Saw Palmetto
Serenoa repens
Family: Arecaceae
Saw palmetto leaves and fruit
Photo credit: SFRC, University of Florida
Natural History
Saw palmetto gets its common name from the two rows of teeth that appear along the petiole of each leaf. The teeth are tiny but very sharp, and they can cut just like the blade of a saw when something is pulled across them. If you make the mistake of walking through a field of palmetto in shorts, you'll likely end up with a number of long, thin cuts along your legs.
Saw palmetto grows on a wide variety of sites, from dry and open to seasonally wet and semi-shady. Across this wide range of habitats, it most frequently occurs on sand ridges, flatwood forests, coastal dunes, and islands near marshes. Saw palmetto is the dominant ground cover in some southeastern pine forests, sometimes covering hundreds of acres. Saw palmetto often grows in clumps 20' or more in diameter.
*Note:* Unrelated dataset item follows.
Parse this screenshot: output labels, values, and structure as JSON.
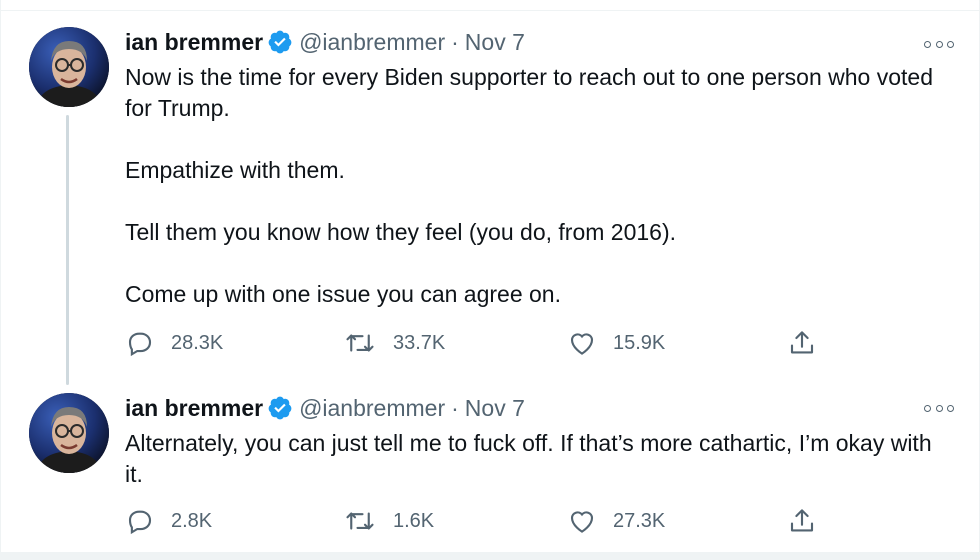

Saw palmetto is found in most of the southeast coastal plain, between Louisiana and Florida in the south, to South Carolina in the north.
Black bears, white-tailed deer, and feral hogs eat the fruits of saw palmetto. Native Americans also used the fruits for food. The fruits are collected today for herbal medicines that may help prevent certain forms of cancer. The flowers are an important source of honey and clumps of palmetto are often favorite hiding places of rattlesnakes, wasps, and the Florida panther.
Saw palmetto may be confused with dwarf palmetto (Sabal minor) because of their similar sizes and leaf shapes. Dwarf palmetto has blue-green leaves, has no spines on the leaf stems, and the circular fruits are about ½" in diameter.